I do not write these details for bear-hunters, but the game is excellent sport per se on deck, say, on a P. & O. liner outward bound in August; it would be splendid on any deck, better than deck quoits. It would be excellent for a garden-party or sports for Boy Scouts.
You beg or borrow, from the bos’n or laundry-maid, five fathoms of rope—log line is the best. Splice a metal eye to the end to make a loop or lasso. Then you fix up a spar, with a cross-piece, and stand as in this sketch, with the loop—larger than A, or to taste—and cast over B, with right hand, and haul taut with left hand. The next thing is to cast a half-hitch over C. You imagine B is a bear’s head and you wish to throw a half-hitch over (C) a fore paw, so as to haul the paw up to the neck and throw the bear. Then you can try left-hand or right-hand casting over X, which is not so easy!

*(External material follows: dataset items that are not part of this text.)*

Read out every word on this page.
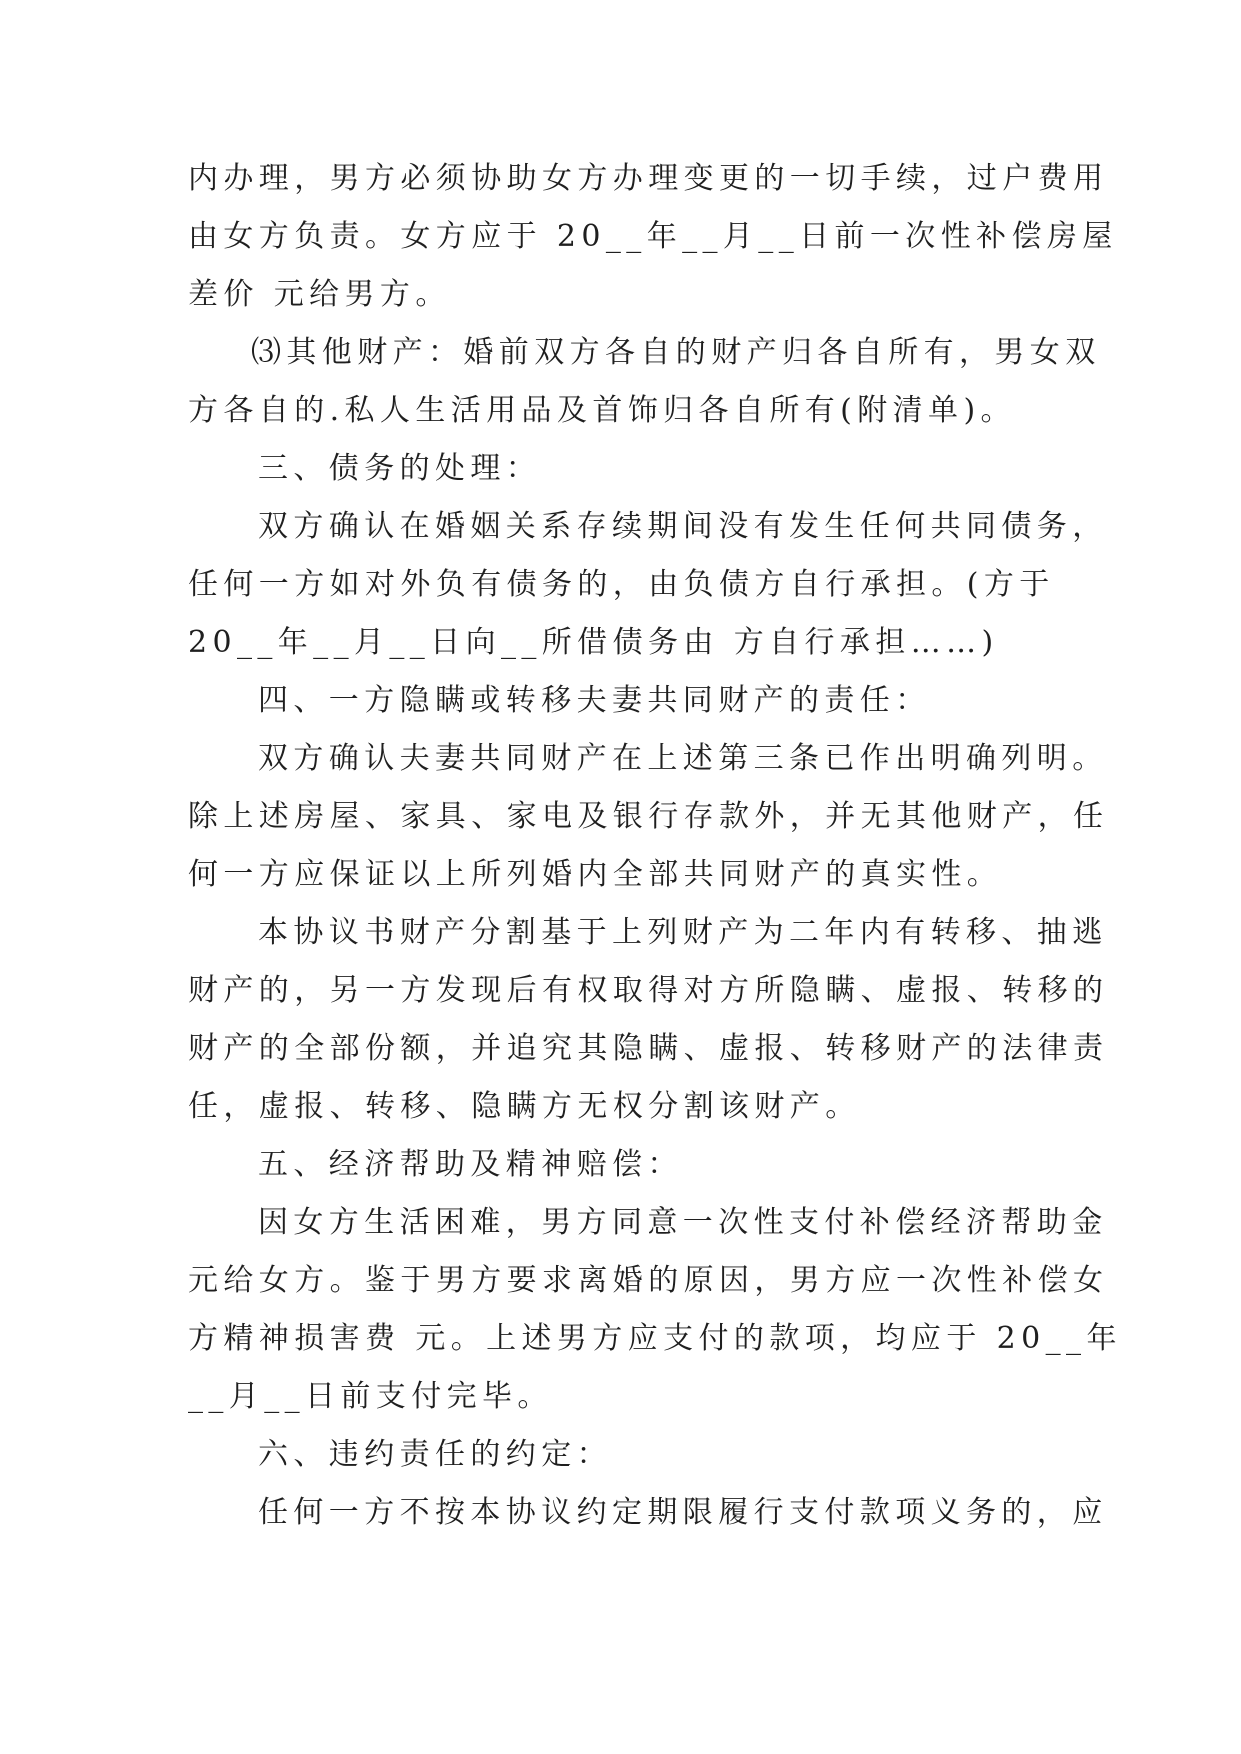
内办理，男方必须协助女方办理变更的一切手续，过户费用
由女方负责。女方应于 20__年__月__日前一次性补偿房屋
差价 元给男方。
⑶其他财产：婚前双方各自的财产归各自所有，男女双
方各自的.私人生活用品及首饰归各自所有(附清单)。
三、债务的处理：
双方确认在婚姻关系存续期间没有发生任何共同债务，
任何一方如对外负有债务的，由负债方自行承担。(方于
20__年__月__日向__所借债务由 方自行承担……)
四、一方隐瞒或转移夫妻共同财产的责任：
双方确认夫妻共同财产在上述第三条已作出明确列明。
除上述房屋、家具、家电及银行存款外，并无其他财产，任
何一方应保证以上所列婚内全部共同财产的真实性。
本协议书财产分割基于上列财产为二年内有转移、抽逃
财产的，另一方发现后有权取得对方所隐瞒、虚报、转移的
财产的全部份额，并追究其隐瞒、虚报、转移财产的法律责
任，虚报、转移、隐瞒方无权分割该财产。
五、经济帮助及精神赔偿：
因女方生活困难，男方同意一次性支付补偿经济帮助金
元给女方。鉴于男方要求离婚的原因，男方应一次性补偿女
方精神损害费 元。上述男方应支付的款项，均应于 20__年
__月__日前支付完毕。
六、违约责任的约定：
任何一方不按本协议约定期限履行支付款项义务的，应
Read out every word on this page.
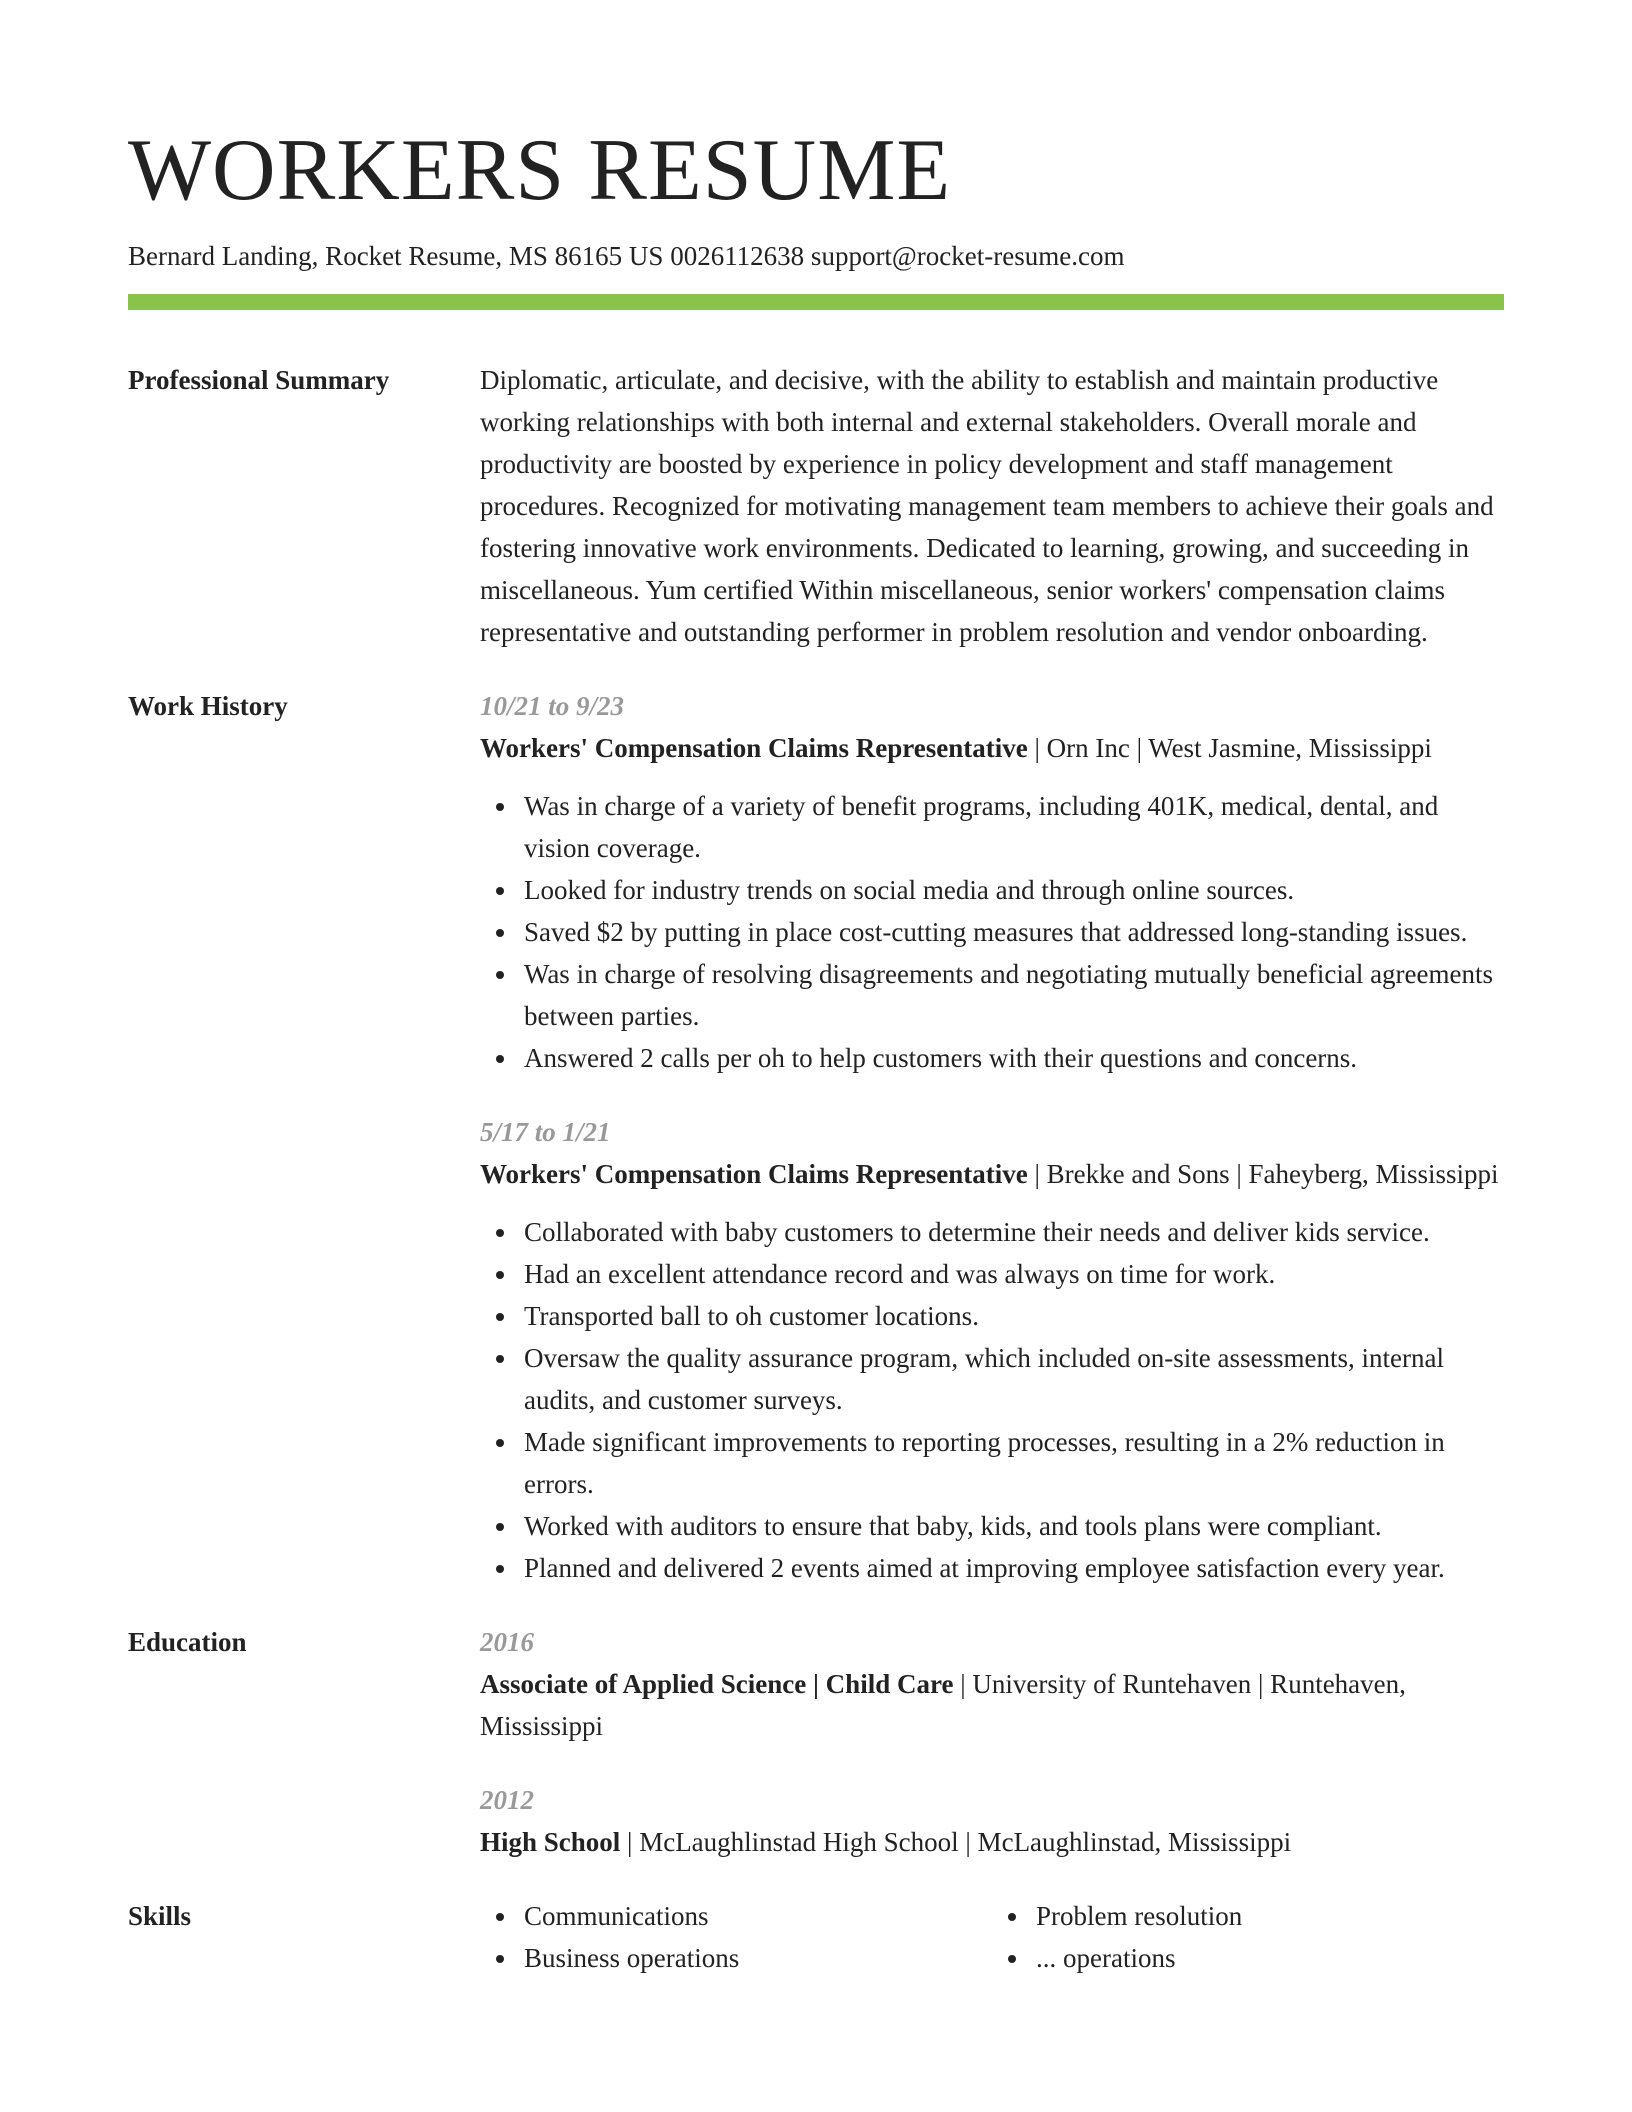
WORKERS RESUME
Bernard Landing, Rocket Resume, MS 86165 US 0026112638 support@rocket-resume.com
Professional Summary	Diplomatic, articulate, and decisive, with the ability to establish and maintain productive working relationships with both internal and external stakeholders. Overall morale and productivity are boosted by experience in policy development and staff management procedures. Recognized for motivating management team members to achieve their goals and fostering innovative work environments. Dedicated to learning, growing, and succeeding in miscellaneous. Yum certified Within miscellaneous, senior workers' compensation claims representative and outstanding performer in problem resolution and vendor onboarding.

Work History	10/21 to 9/23
Workers' Compensation Claims Representative | Orn Inc | West Jasmine, Mississippi
Was in charge of a variety of benefit programs, including 401K, medical, dental, and vision coverage.
Looked for industry trends on social media and through online sources.
Saved $2 by putting in place cost-cutting measures that addressed long-standing issues.
Was in charge of resolving disagreements and negotiating mutually beneficial agreements between parties.
Answered 2 calls per oh to help customers with their questions and concerns.
5/17 to 1/21
Workers' Compensation Claims Representative | Brekke and Sons | Faheyberg, Mississippi
Collaborated with baby customers to determine their needs and deliver kids service.
Had an excellent attendance record and was always on time for work.
Transported ball to oh customer locations.
Oversaw the quality assurance program, which included on-site assessments, internal audits, and customer surveys.
Made significant improvements to reporting processes, resulting in a 2% reduction in errors.
Worked with auditors to ensure that baby, kids, and tools plans were compliant.
Planned and delivered 2 events aimed at improving employee satisfaction every year.
Education	2016
Associate of Applied Science | Child Care | University of Runtehaven | Runtehaven, Mississippi
2012
High School | McLaughlinstad High School | McLaughlinstad, Mississippi
Skills	Communications
Business operations
Problem resolution
... operations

To cast the first lasso loop (note position of hand and eye in loop A) you swing the loop round the head and let fly and let the coils of line in left hand go free. This is a little difficult at first; casting on the half-hitch is much easier if you lay the line properly, as in Fig. (4). If you lay it as we did at first, as in Figs. (1) and (2), the loop falls short as in middle Fig. The idea is to have plenty line to your right, so as to make a big flowing hitch, as shown in lower Fig. (4).
Gisbert and I worked out this discovery in the morning till we could put on hitches every time, and in the afternoon we challenged the “Professor,” as we call young Don José—because of his skill in throwing the loop—and his cousin, Don Luis Velasquez, for a bottle of champagne, and holding our hand, we easily beat them and felt very slightly ashamed of ourselves for taking advantage of our small discovery of a knack.
This morning in sunny mist appeared a dot, far away over the snow, and we put glasses on it and made out a seal. As our young men thoughtfully hung back from a stalk, it was left for De Gisbert and the writer to make the effort. Finally the writer started over very rough going, with very little chance of getting within shot, still, just to show an example, we felt one of us must try.
So we climbed over the bow and got on to the floe-edge and away from ship. It was very charming on the floe amongst these ice tombstones and ledges fringed with huge icicles that, in a wide view, are simply monotonous white, but which all become very sweet and beautiful when you are close to them and can examine the details at leisure. The only way to see nature thoroughly is to have it rubbed into you. Who can see a rainstorm with an umbrella up? When you have one leg in a hole in the floe and the other on the floe, and hands, rifle and staff going, you do not know how deep, there is plenty of time for the dripping icicles over the blue ledge in front of you to impress themselves on your memory; and for a time at least, the seal you are stalking, or even the bear that may be stalking you, or when you think of the beauty in front, the cold in your boots, become of little importance.